Our annual extended fireworks season is an absolute nightmare for our pets; as not only do they get scared but many suffer needless and sometimes fatal injuries. So please consider the following precautions.
Ideally, you should move your pets to a calmer and quieter environment. Bring cats and dogs safely indoors where possible and if not then use a shed, conservatory or even garage as their shelter – making sure it’s fume-free and well-ventilated.
Play some gentle music and give your pets their favourite treats as it will help to keep their minds off things. But don’t be surprised if they don’t touch them at all.
Keep outside windows and doors firmly shut to prevent escapes just in case pets are startled by loud bangs and try to run away. However if they do manage to escape, please make sure dogs and cats are identifiable – there really is no better time to get your pet microchipped than right now.
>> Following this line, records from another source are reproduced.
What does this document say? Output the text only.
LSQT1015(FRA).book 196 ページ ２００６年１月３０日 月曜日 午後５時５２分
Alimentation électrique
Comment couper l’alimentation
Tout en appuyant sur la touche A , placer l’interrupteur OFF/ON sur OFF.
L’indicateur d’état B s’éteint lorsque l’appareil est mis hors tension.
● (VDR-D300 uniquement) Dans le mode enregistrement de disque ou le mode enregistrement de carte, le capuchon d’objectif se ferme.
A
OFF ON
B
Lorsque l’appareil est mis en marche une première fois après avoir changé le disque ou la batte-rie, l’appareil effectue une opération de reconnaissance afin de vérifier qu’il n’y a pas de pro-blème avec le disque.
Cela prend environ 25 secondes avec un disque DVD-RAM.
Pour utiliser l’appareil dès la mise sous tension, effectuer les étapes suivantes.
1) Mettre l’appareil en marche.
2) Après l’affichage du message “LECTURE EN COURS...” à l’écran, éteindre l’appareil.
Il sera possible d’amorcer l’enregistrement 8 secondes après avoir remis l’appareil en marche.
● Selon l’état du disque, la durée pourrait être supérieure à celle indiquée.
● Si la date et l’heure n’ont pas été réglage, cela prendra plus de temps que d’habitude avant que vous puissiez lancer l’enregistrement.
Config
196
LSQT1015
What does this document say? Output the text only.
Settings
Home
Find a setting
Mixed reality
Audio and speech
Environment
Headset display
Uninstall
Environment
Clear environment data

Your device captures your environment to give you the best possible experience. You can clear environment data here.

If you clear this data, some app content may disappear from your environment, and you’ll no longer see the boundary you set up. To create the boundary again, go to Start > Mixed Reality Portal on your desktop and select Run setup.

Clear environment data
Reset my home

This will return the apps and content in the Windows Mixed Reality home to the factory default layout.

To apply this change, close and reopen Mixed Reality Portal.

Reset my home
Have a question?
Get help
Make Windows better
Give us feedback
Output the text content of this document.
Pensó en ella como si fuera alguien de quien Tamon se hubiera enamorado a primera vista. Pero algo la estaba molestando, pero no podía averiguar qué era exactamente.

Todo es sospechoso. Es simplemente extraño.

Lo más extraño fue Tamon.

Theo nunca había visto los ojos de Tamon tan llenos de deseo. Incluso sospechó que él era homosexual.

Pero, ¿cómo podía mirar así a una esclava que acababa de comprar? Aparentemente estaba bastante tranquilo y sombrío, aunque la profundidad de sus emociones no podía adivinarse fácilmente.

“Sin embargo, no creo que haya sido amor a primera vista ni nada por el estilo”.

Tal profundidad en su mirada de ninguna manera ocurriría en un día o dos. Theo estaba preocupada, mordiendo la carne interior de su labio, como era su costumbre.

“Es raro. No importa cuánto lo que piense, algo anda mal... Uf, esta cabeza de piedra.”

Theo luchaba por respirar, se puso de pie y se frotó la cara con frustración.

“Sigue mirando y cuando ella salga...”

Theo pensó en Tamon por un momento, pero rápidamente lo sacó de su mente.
If your pet is particularly nervous then please contact your vet about the many possible ‘calming methods’ available, including clever pheromone sprays and tranquilizer drugs (mild sedatives) which can help.
The latter are available in tablet form only from your vet who will be able to tell you if your pet is a suitable candidate or not. These drugs will take the edge off their anxiety by temporarily, and most importantly safely, sedating them.
You should also think about buying hand-held cascading fireworks rather than the noisy varieties, and always make sure you keep all fireworks and bonfires as far away from your homes as possible, thus minimizing any adverse effects on confused and terrified animals indoors.
Of course this does not mean that other wild animals will not be affected so please always check bonfires before lighting them to ensure that no small animals (e.g. hedgehogs) are curled-up asleep inside.
Please think about the dangers of fireworks to your pets and wildlife as a visit to your vet on the night will be far too late.